Angka kemiskinan di NTT pada September tahun 2015 sebesar 22,58%, dan pada tahun 2021 hanya turun menjadi 20,44%. Atau dengan kata lain, dalam enam tahun terakhir, upaya menekan angka kemiskinan di NTT tidak mengalami pertumbuhan signifikan.
Wakil Ketua Komisi XI DPR RI Fathan Subchi mengungkapkan persentase penduduk miskin nasional pada Maret 2021 sebesar 10,14%. Hal ini menurutnya perlu mendapat perhatian dari pemerintah, sekaligus menjadi tantangan bagi Komisi XI DPR RI.
"Kita ingin memberikan perhatian khusus kepada NTT, karena tingkat kemiskinan yang masih akut 20 persen lebih ini menjadi tantangan kita (Komisi XI DPR RI), karena secara nasional kita sudah mengalami penurunan di bawah satu digit, tapi NTT masih di atas dua digit," kata Wakil Ketua Komisi XI DPR Fathan Subchi dalam keterangannya, Kamis (24/2).
Pada Senin (21/2), Fathan memimpin Tim Kunjungan Kerja Reses Komisi XI DPR RI ke Labuan Bajo, Manggarai Barat, Flores NTT.
Politisi Partai Kebangkitan Bangsa (F-PKB) itu menilai, bauran kebijakan antara Bank Indonesia (BI), Otoritas Jasa Keuangan (OJK), Himpunan Bank Milik Negara (Himbara), serta Lembaga Penjamin Simpanan (LPS) dapat memberikan rasa optimistis akan ada peningkatan dari segi kualitas hidup, peningkatan dunia kerja dan juga memacu pertumbuhan ekonomi di NTT bisa lebih baik.
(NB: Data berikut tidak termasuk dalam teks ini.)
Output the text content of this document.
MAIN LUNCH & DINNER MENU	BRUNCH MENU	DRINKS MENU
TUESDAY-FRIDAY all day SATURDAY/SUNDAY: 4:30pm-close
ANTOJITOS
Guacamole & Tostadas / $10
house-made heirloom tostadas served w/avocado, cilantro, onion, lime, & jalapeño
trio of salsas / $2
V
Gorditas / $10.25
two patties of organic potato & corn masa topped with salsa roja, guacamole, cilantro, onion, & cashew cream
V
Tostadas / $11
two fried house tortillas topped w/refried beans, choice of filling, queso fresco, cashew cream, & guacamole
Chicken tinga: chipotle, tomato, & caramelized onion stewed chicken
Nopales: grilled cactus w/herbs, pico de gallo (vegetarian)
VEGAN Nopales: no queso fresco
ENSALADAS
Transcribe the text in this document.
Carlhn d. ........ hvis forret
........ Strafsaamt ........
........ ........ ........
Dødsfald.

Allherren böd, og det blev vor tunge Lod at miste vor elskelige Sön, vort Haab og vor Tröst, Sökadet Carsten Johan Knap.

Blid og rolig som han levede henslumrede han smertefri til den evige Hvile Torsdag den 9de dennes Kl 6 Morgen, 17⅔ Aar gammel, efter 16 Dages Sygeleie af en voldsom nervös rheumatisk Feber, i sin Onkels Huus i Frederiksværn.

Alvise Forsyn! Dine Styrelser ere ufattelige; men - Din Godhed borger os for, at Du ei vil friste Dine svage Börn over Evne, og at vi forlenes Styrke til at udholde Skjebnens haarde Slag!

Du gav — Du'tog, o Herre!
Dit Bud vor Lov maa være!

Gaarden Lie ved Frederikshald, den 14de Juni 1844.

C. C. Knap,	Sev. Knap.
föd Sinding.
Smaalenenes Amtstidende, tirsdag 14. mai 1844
"Karena itu juga kami di sini memantau seluruh program-program pembangunan Pemerintah Pusat dan Pemerintah Daerah NTT. Bagaimana perkembangan bank-bank di NTT dalam penyaluran kredit, bagaimana sinergi Bank Indonesia, bagaimana pengawasan Otoritas Jasa Keuangan, dan sebagainya," ujar Fathan.
Namun demikian, meskipun kemiskinan di NTT mengalami penurunan, ketimpangannya belum banyak berubah. Fathan pun mengatakan penyaluran Pemulihan Ekonomi Nasional (PEN) di NTT melalui perlindungan sosial, stimulus pajak, hingga pendapatan dari sektor pajak hingga saat ini sudah mengalami peningkatan.
"Oleh karena itu kami minta Pemerintah Pusat untuk terus memberikan atensi, perhatian, dan juga skema khusus bagi NTT, karena ini kerja keras kita bersama sehingga NTT bisa kita tuntaskan dari kemiskinan," ujar politikus asal Jawa Tengah itu.
Dua tahun lalu, Gubernur NTT, Viktor Laiskodat memang sempat menyinggung penyebab daerah yang dipimpinnya miskin.
Kala itu, dalam kunjungan kerjanya di kecamatan Riung, Kabupaten Ngada, NTT, Laiskodat menyebutkan bahwa kemiskinan di NTT akibat kemalasan dan kebodohan yang telah lama ada.
"Kita NTT masih jadi provinsi ketiga termiskin di Indonesia hasil perkalian atau penjumlahan orang bodoh dan malas," katanya pada Jumat 26 Juni 2020.
Viktor menyebut, faktor kemiskinan selain dua faktor diatas juga tingginya angka kelahiran atau kehamilan pada keluarga miskin yang tidak terkendali dengan baik.
Selain itu, menurut Viktor, karena adanya pasangan yang hubungannya tidak disetujui oleh keluarga akibat alasan adat, walaupun sudah mempunyai anak dari hasil hubungan mereka hingga membuat anak yang telah lahir terlantar dan tidak sehat.
"Kalau miskin sehat baik, karena hamil takut orang tua lalu pergi di tim doa, dukun, gugur syukur, tidak gugur keluarlah anak yang tidak sehat," katanya.
Viktor pun meminta agar bupati dan para kepala desa proaktif mengendalikan angka kelahiran di keluarga miskin dengan turun ke rumah-rumah mengecek dan mendata keluarga miskin agar bisa langsung diintervensi oleh pemerintah agar anak lahir dalam kondisi sehat tidak stunting.